Анжелика закрыла деревянный ставень, шум ветра и моря стих, и в комнате тотчас воцарился какой-то необычайный, таинственный уют.

— Как странно, — негромко проговорила она, — мне кажется, что все отнятое вернулось ко мне сторицей. Я думала, что навсегда покинула край моего детства, землю предков. Но растущие вокруг леса напоминают мне Ньельский лес, только здесь они еще больше, гуще, красивее. И это, пожалуй, можно сказать также и обо всем остальном. Все здесь огромно, намного больше, выше, прекраснее: жизнь, будущее.., наша любовь.

Последнее слово она произнесла совсем тихо.., почти с робостью, и он, казалось, его не расслышал.

Однако, немного помолчав, он продолжил начатую мысль:

— Помнится, в том маленьком загородном доме на Гаронне у меня было множество прелестных безделушек, но я готов держать пари, что здешнее убранство больше под стать вашему воинственному нраву.

Анжелика поняла, что от него не укрылся тот восхищенный взгляд, который она, едва войдя, бросила на висящее на стенах оружие. У нее чуть было не сорвалось с языка, что у нее есть и иные, вполне женские склонности и желания, но тут она увидела в его глазах лукавые искорки и промолчала.

Он спросил:

— Не ошибусь ли я, предположив, что кое в чем вы похожи на других дам и вас все же привлекают эти приготовленные для вас лакомства? Хотя им, конечно, далеко до тех, которыми вас потчевали при дворе.

Анжелика покачала головой:

— Я изголодалась по другому…

— По чему же?

Она почувствовала, как его рука легла ей на плечи.

О, счастье…

— Я не смею надеяться, — прошептал он, — что у вас вызовут интерес меха на этой широкой кровати, они очень ценные и к тому же, выбирая их, я думал о том, как красиво на их фоне будете смотреться вы.
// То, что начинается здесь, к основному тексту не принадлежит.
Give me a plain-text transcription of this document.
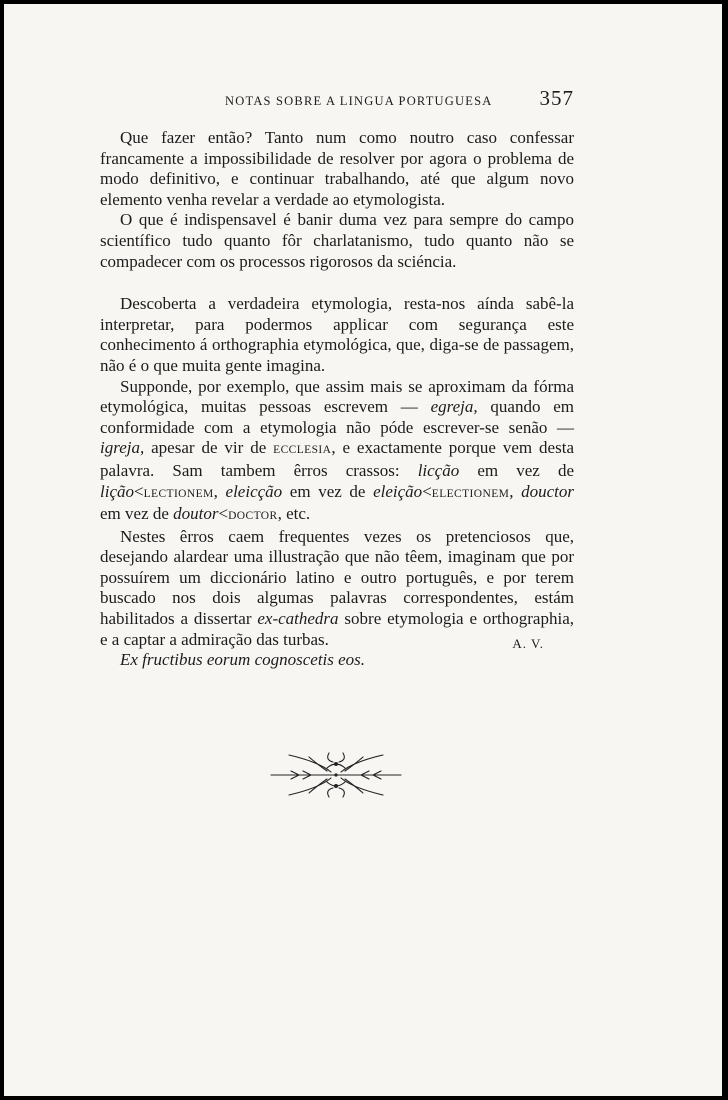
NOTAS SOBRE A LINGUA PORTUGUESA	357

Que fazer então? Tanto num como noutro caso confessar francamente a impossibilidade de resolver por agora o problema de modo definitivo, e continuar trabalhando, até que algum novo elemento venha revelar a verdade ao etymologista.

O que é indispensavel é banir duma vez para sempre do campo scientífico tudo quanto fôr charlatanismo, tudo quanto não se compadecer com os processos rigorosos da sciéncia.

Descoberta a verdadeira etymologia, resta-nos aínda sabê-la interpretar, para podermos applicar com segurança este conhecimento á orthographia etymológica, que, diga-se de passagem, não é o que muita gente imagina.

Supponde, por exemplo, que assim mais se aproximam da fórma etymológica, muitas pessoas escrevem — egreja, quando em conformidade com a etymologia não póde escrever-se senão — igreja, apesar de vir de ECCLESIA, e exactamente porque vem desta palavra. Sam tambem êrros crassos: licção em vez de lição<LECTIONEM, eleicção em vez de eleição<ELECTIONEM, douctor em vez de doutor<DOCTOR, etc.

Nestes êrros caem frequentes vezes os pretenciosos que, desejando alardear uma illustração que não têem, imaginam que por possuírem um diccionário latino e outro português, e por terem buscado nos dois algumas palavras correspondentes, estám habilitados a dissertar ex-cathedra sobre etymologia e orthographia, e a captar a admiração das turbas.

Ex fructibus eorum cognoscetis eos.

A. V.
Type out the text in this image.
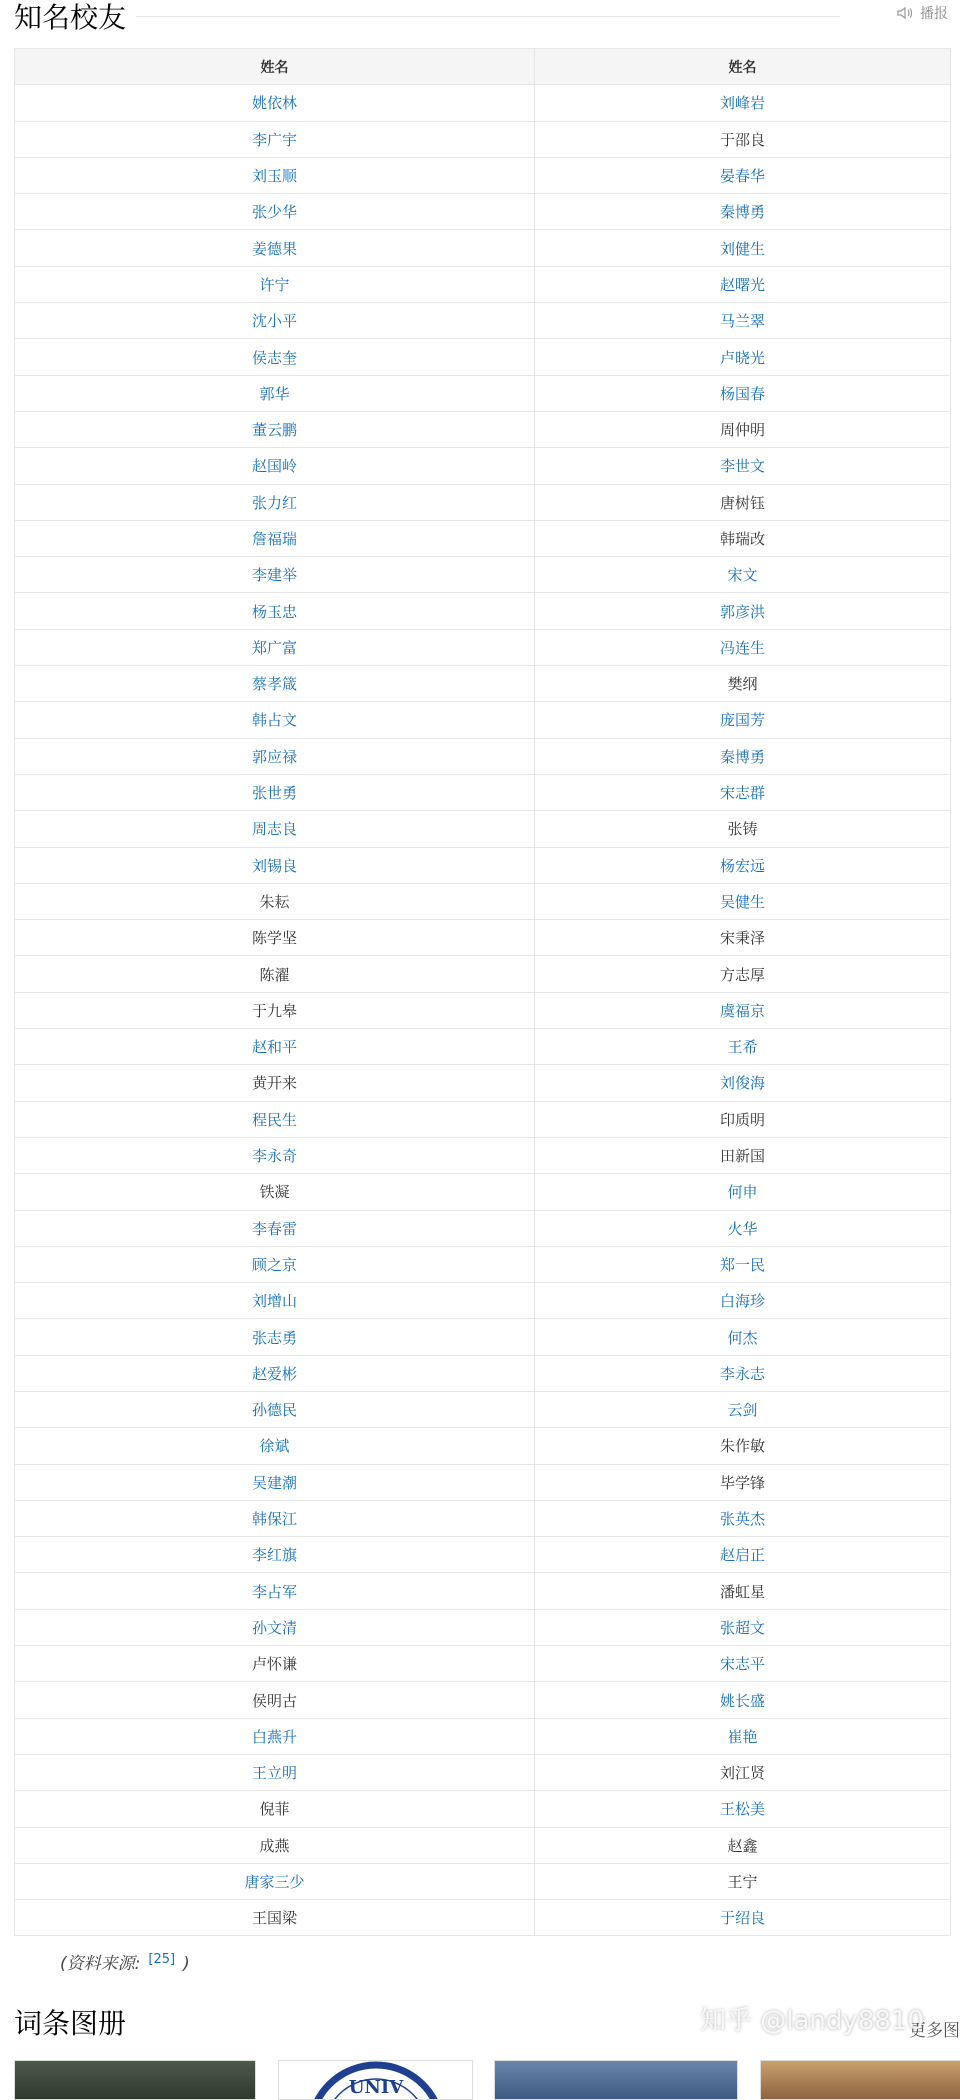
知名校友	播报
姓名	姓名
姚依林	刘峰岩
李广宇	于邵良
刘玉顺	晏春华
张少华	秦博勇
姜德果	刘健生
许宁	赵曙光
沈小平	马兰翠
侯志奎	卢晓光
郭华	杨国春
董云鹏	周仲明
赵国岭	李世文
张力红	唐树钰
詹福瑞	韩瑞改
李建举	宋文
杨玉忠	郭彦洪
郑广富	冯连生
蔡孝箴	樊纲
韩占文	庞国芳
郭应禄	秦博勇
张世勇	宋志群
周志良	张铸
刘锡良	杨宏远
朱耘	吴健生
陈学坚	宋秉泽
陈濯	方志厚
于九皋	虞福京
赵和平	王希
黄开来	刘俊海
程民生	印质明
李永奇	田新国
铁凝	何申
李春雷	火华
顾之京	郑一民
刘增山	白海珍
张志勇	何杰
赵爱彬	李永志
孙德民	云剑
徐斌	朱作敏
吴建潮	毕学锋
韩保江	张英杰
李红旗	赵启正
李占军	潘虹星
孙文清	张超文
卢怀谦	宋志平
侯明古	姚长盛
白燕升	崔艳
王立明	刘江贤
倪菲	王松美
成燕	赵鑫
唐家三少	王宁
王国梁	于绍良
(资料来源: [25] )
词条图册	更多图
UNIV
知乎 @landy8810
— Значит, вы думали обо мне?

— Увы!

— Почему «увы»? Неужели я так вас разочаровала?

Она сжала пальцами его обтянутые камзолом крепкие плечи — и вдруг задрожала. Его объятия, тепло его груди разбудили в ней жгучее волнение страсти.

И вместе с восхитительным жаром желания к ней возвращалось все ее былое любовное искусство. Ах, если только ей будет дано вновь ожить в его объятиях

— тогда она сумеет отблагодарить его сполна! Ибо нет на свете благодарности больше и горячее, чем та, которой женщина платит мужчине, сумевшему подарить блаженство ее телу и душе.

Он с изумлением и восторгом увидел, как глаза Анжелики вдруг широко раскрылись, зеленые и сверкающие, точно пруд, освещенный солнцем, и, когда он склонился к ней, ее прекрасные руки обвили его шею и она первая завладела его губами.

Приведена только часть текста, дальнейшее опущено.